For a Marxist, of course, there are few places left. Venezuela possibly, or Cuba. North Korea is a no-no as it is a monarchy in all but name, a Stalinist one. It does, however, have some advantages: no rents, no taxes, and a very green policy. The famous satellite photo of South Korea and China ablaze with light, and North Korea in almost total darkness at night is a great boost for Green ecology policies. North Korea is saving energy by not lighting its streets at night, though this is now slowly changing. It also has few cars, like former Stalinist Albania under Enver Hoxha. So his Albania was also cutting down on carbon monoxide pollution from cars.
Former Yugoslavia was the most successful Socialist country, with its market Socialism based mainly on cooperatives. This is the economic system which appeals to me most of all, plus it was a very beautiful country. Alas it is no more, torn apart by tragic ethnic wars and genocide, and Tito’s unique brand of Socialism dumped. Hopefully it willÂ be revived in future somewhere in the world, as it is, I feel, the future model for a successful Socialist system.
Former East Germany (the German Democratic Republic) always had a strong attraction for me, and even today former GDR citizens often have a strong nostalgia (Ostalgie) for the former Socialist republic. I loved the drama of Berlin where the Socialist East was juxtaposed with the capitalist enclave of West Berlin. On two visits to the GDR I found it a modern country, in fact one of the leading industrial nations in the world. It’s downside, of course, was the lack of freedom to travel to the West (unless you were a government official or a pensioner) and in common with the other Marxist-Leninist countries, no opportunity to vote out a corrupt government even within the Socialist Constitution.
The modern day countries of France and a united Germany I also find very attractive. I love Paris, and never had any problems with the French people. I am sure I would pick up the language quickly, and already know a tiny bit. I was starting to pick up more on two visits to Tunisia.
I’ve never had any problems with the German people either, and admire their efficiency. They were the ones who made Soviet-style Socialism work best (though Yugoslavia adopted a more efficient system).Â The united Germany is also attractive. I love the language, and there are some very beautiful places especially in the South of the country. Austria too is a beautiful country, again with the wonderful German language.
Barcelona with its fantastic Gaudi architecture has a strong appeal. So Catalonia (Spain) has to be added to the list.

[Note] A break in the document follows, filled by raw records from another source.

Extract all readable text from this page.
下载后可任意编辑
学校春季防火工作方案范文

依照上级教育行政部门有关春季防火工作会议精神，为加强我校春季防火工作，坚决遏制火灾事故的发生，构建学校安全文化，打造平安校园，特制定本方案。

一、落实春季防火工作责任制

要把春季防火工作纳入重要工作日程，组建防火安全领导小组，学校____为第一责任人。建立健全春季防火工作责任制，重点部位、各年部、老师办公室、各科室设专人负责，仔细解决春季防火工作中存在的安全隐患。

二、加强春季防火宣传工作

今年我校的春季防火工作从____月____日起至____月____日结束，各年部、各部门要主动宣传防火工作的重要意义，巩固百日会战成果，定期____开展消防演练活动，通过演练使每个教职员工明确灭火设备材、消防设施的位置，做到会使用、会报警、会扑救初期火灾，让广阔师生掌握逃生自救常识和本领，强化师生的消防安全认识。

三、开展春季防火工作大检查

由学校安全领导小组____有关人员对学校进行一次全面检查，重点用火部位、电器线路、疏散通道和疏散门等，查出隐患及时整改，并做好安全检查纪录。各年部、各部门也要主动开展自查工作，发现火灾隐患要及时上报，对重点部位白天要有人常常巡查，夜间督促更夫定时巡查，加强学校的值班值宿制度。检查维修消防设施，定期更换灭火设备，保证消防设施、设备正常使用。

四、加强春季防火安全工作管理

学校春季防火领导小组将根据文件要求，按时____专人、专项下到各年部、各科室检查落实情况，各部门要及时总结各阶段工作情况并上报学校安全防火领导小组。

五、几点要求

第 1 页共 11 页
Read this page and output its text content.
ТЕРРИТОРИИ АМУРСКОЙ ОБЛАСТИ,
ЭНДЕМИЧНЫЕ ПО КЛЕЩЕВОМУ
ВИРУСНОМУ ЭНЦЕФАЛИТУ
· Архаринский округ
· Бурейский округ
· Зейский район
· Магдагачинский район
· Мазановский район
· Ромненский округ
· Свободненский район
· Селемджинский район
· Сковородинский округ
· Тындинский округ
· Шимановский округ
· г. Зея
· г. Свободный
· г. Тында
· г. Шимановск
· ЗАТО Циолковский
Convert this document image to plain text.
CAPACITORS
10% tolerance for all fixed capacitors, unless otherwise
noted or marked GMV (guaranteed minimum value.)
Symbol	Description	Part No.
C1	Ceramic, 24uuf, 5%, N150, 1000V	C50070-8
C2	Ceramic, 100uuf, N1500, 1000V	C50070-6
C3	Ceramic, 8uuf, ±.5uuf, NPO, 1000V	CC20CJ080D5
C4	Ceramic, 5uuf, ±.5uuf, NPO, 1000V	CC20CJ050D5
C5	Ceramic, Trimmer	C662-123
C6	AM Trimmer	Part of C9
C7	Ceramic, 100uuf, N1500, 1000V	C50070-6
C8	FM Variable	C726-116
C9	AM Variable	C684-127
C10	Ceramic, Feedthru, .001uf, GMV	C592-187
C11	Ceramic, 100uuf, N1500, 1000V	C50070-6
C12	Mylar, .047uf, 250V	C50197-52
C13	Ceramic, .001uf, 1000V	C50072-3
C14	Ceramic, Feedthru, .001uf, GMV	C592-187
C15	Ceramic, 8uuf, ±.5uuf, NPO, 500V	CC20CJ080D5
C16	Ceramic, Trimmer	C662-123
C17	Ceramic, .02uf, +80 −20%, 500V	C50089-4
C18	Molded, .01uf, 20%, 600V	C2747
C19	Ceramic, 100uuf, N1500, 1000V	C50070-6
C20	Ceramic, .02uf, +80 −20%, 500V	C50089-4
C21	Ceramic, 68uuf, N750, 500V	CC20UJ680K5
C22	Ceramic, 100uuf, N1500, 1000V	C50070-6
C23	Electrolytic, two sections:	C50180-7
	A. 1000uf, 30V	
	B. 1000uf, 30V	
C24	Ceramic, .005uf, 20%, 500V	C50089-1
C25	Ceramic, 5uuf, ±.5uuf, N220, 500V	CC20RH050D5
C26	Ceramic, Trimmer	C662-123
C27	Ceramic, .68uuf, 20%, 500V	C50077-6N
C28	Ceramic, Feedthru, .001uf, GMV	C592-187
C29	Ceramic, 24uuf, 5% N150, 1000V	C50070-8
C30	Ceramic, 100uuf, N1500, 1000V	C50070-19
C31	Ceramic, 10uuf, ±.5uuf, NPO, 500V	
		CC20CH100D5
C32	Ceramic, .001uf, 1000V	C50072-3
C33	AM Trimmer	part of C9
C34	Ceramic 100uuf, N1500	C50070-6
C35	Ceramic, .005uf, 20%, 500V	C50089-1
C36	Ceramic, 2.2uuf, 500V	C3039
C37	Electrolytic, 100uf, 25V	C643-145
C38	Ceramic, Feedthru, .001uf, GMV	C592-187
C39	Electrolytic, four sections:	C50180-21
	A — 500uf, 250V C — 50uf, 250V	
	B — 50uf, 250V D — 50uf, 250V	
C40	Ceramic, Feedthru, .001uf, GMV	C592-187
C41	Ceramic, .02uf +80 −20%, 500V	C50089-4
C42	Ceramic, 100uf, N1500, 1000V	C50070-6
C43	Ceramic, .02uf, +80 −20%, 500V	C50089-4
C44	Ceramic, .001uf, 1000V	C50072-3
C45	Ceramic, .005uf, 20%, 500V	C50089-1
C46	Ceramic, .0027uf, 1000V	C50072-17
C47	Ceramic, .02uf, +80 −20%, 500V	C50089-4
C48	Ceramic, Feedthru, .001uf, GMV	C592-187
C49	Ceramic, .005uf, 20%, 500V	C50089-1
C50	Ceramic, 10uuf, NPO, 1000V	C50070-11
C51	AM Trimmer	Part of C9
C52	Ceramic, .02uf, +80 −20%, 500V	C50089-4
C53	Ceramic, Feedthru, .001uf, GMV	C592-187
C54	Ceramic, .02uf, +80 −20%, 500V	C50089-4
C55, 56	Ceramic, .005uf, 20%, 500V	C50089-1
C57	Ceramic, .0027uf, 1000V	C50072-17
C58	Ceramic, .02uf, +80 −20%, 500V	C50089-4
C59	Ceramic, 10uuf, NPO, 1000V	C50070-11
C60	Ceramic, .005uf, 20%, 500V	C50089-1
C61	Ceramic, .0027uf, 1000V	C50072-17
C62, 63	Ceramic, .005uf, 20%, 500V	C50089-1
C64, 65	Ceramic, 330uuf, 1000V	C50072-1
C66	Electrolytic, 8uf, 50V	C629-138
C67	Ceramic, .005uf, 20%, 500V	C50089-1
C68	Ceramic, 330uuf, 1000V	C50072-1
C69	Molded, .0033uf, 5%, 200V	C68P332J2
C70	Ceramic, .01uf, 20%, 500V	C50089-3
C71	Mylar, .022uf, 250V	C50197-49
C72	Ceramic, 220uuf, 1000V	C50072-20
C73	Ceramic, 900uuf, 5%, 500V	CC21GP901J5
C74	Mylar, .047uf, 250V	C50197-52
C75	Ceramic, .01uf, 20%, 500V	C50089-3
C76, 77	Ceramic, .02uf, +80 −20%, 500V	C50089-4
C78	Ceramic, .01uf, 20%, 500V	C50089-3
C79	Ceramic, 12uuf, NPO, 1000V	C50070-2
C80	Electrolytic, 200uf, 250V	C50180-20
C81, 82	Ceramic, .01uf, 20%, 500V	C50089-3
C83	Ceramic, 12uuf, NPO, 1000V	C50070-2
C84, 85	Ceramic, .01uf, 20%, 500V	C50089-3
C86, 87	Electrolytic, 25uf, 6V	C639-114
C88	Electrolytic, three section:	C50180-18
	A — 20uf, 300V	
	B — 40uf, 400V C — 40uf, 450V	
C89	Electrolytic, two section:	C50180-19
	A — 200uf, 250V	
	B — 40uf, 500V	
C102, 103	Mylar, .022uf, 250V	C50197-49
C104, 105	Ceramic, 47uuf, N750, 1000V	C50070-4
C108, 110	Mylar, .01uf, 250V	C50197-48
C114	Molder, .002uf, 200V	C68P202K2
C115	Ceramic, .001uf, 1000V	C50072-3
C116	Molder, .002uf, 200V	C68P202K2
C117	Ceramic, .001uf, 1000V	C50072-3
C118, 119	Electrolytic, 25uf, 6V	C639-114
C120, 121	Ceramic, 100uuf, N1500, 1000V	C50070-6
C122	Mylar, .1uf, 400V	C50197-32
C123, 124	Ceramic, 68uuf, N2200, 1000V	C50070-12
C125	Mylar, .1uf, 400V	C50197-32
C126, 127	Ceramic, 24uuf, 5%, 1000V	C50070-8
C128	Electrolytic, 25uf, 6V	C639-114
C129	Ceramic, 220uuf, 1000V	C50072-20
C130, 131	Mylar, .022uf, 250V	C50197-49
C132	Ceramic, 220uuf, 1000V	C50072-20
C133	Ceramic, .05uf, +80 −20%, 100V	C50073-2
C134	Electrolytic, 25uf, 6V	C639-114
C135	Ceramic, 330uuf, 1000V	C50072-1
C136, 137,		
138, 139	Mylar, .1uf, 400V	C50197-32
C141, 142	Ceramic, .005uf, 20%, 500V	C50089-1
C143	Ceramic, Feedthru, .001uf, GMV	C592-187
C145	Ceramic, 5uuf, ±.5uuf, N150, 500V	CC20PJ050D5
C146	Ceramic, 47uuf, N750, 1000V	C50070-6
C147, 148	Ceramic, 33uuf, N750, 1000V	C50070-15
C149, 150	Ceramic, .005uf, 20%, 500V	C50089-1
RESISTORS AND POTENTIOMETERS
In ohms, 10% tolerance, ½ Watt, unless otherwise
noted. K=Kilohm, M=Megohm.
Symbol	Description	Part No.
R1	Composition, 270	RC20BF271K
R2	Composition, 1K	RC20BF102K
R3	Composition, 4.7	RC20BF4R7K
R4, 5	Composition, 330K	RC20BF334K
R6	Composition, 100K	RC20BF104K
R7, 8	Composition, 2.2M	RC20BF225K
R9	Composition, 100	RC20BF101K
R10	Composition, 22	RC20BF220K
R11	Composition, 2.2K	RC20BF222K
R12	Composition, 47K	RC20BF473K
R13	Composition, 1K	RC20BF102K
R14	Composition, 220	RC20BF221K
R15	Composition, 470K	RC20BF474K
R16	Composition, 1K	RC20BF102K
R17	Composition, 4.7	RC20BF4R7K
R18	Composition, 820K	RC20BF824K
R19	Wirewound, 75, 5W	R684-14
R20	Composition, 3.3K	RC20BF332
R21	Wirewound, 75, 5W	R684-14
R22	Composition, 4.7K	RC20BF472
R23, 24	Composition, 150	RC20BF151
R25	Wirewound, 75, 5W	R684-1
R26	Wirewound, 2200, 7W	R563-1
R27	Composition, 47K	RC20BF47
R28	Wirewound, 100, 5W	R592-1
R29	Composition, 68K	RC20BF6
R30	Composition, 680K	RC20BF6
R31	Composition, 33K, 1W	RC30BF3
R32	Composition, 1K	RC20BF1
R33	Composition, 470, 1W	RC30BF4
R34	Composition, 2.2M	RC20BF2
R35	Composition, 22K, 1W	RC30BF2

Of course as a Marxist the old Soviet Union had a strong appeal. Moscow was a favorite city of mine with its Stalinist skyscrapers and marvelous Metro, also owing much to the former Soviet dictator. Leningrad, as it was known on my two visits, was a more historic place, with buildings painted in different pastel colors according to the century they were built. A vast federation, you surely would have plenty of variety if you were allowed to travel around the old USSR.
Australia is another country we visited and fell in love with, or at least the Southeast corner when we visited Canberra, Melbourne and Sydney, staying most of the time in the latter.
A complete no-no is Cyprus or Greece. My father was Greek-Cypriot, but despite the rumors about Greeks in the past, both are extremely homophobic, and of course the same applies to the modern Russian Federation. Much of this homophobia is due to the Orthodox Church in these countries, and Cyprus until recently had a system of arranged marriages, with gays forced to marry or go abroad. Despite the Greek-Cypriot part being part of the EU, it seems homophobia is far from being wiped out and racism abounds. The Greek-Cypriots hate the Turkish-Cypriots and vice versa because of their bloody history. My sympathies are all with the downtrodden Turkish-Cypriots, and I have several times visited their unrecognized Turkish Republic of Northern Cyprus. I cannot say, however, that either Cypriot republic really appeals to me, nor the Turkish mainland, though there are some very interesting places there which I have visited.
So, to sum up, I guess I would be happy to be an EU citizen in a federal United States of Europe, able to travel thruout the EU without restriction, and proud to stand up for the EU anthem Ode to Joy and respect the blue and gold EU flag. I feel an affinity with all Europeans, and never want war to break out on our continent again. Yes, it is a capitalist EU at the moment, but many member countries have strong Socialist/Communist traditions, and with the European Left Party, which I am affiliated to through Left Unity Party in Britain, I have high hopes of a Socialist EU or breakaway European Socialist Union in the distant future.
Better still to be a world citizen under a confederal world government and proud to salute the UN flag. That, however, is even further away than the prospect of a federal European Union.